La Presse avait révélé en octobre dernier que pour la première fois, le Ministère tentait de faire payer le crime organisé pour les montagnes de contaminants toxiques qu’il déverse dans la nature lors de la production de méthamphétamine. La production locale de cette drogue, contrôlée en grande majorité par les Hells Angels, a pollué depuis des années des ruisseaux, des rivières, des lacs, des champs et des forêts.

Lisez le dossier « Faire payer les Hells pour la pollution »

Le laboratoire démantelé à Danville sur le terrain de Mme Savard en 2020 produisait lui aussi pour un réseau relié au groupe de motards criminalisé.

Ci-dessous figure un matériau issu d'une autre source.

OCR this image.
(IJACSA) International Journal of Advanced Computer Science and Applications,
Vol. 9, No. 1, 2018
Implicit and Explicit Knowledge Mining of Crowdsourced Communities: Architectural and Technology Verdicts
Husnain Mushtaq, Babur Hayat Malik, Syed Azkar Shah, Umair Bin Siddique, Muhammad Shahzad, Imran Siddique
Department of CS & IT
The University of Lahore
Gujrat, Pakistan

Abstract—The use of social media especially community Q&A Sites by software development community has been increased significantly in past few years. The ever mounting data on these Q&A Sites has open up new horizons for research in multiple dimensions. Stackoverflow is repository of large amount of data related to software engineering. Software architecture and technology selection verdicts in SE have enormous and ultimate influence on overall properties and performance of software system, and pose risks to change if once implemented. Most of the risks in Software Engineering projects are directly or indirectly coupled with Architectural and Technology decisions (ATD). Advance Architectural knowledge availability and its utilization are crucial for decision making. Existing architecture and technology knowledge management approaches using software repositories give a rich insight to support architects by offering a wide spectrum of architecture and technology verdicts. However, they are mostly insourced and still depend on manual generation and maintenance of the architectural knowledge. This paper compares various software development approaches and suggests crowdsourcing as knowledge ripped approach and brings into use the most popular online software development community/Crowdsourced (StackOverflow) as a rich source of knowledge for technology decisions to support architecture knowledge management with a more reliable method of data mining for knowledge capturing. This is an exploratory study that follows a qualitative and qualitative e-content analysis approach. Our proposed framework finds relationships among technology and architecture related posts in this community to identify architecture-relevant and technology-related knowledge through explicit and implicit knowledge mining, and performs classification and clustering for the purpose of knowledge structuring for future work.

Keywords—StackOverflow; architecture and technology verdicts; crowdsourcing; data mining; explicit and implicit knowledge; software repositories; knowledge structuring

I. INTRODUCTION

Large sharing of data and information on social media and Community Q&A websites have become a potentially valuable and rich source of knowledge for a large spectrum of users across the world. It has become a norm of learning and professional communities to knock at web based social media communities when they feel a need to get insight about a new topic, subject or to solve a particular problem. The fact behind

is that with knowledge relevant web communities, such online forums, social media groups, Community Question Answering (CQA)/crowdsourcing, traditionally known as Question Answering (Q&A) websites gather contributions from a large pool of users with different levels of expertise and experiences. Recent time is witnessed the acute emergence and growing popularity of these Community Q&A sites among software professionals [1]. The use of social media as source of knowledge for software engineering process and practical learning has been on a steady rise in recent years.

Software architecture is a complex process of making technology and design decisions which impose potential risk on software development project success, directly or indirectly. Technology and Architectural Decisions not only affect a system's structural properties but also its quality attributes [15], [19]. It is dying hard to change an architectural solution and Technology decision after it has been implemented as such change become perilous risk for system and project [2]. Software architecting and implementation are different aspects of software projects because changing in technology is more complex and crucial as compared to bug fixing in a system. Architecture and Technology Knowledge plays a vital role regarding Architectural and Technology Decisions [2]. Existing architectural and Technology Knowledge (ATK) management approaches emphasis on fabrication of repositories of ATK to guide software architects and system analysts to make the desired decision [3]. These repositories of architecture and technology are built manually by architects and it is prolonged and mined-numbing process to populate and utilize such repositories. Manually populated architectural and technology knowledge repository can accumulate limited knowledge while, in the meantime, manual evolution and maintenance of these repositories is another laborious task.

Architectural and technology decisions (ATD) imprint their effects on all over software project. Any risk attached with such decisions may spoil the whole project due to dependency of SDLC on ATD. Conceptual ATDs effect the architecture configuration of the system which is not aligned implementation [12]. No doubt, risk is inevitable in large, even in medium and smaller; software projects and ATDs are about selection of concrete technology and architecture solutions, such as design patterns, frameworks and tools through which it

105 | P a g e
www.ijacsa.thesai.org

Lors de l’arrivée des policiers, plusieurs barils semblaient avoir été vidés de leur contenu dans de grandes cuves, semblables à celles des ateliers mécaniques. Ces dernières étaient branchées à un système de tuyauterie qui menait sous la terre, jusqu’à une série de barils en plastique bleu enfouis. Les parois du haut des barils étaient perforées, selon un rapport produit par l’Unité des opérations spéciales du ministère de l’Environnement obtenu par La Presse.

Selon le document déposé au palais de justice de Sherbrooke, la première inspectrice du Ministère arrivée sur les lieux de la perquisition a remarqué des « signes d’impacts environnementaux » évidents sur la propriété. Elle avait noté la présence d’arbres morts et l’absence de végétation autour des sorties de ventilation du laboratoire, signe qu’aucune plante n’arrivait à survivre dans les émanations qui s’en échappaient.

PHOTO DÉPOSÉE EN COUR

Le laboratoire de Danville était l’un des plus gros démantelés au Québec.

Dangereux chlorure de mercure

Un test effectué avec de l’eau avait par ailleurs démontré que le système de filtration artisanal laissait écouler des produits dans la nature pendant la fabrication de méthamphétamine.

Dans le rapport, les enquêteurs notaient que « le chlorure de mercure est le produit le plus dangereux dans la production de ce stupéfiant », mais ils faisaient aussi la liste d’autres produits chimiques.

Les allégations de la poursuite n’ont pas encore été testées devant les tribunaux.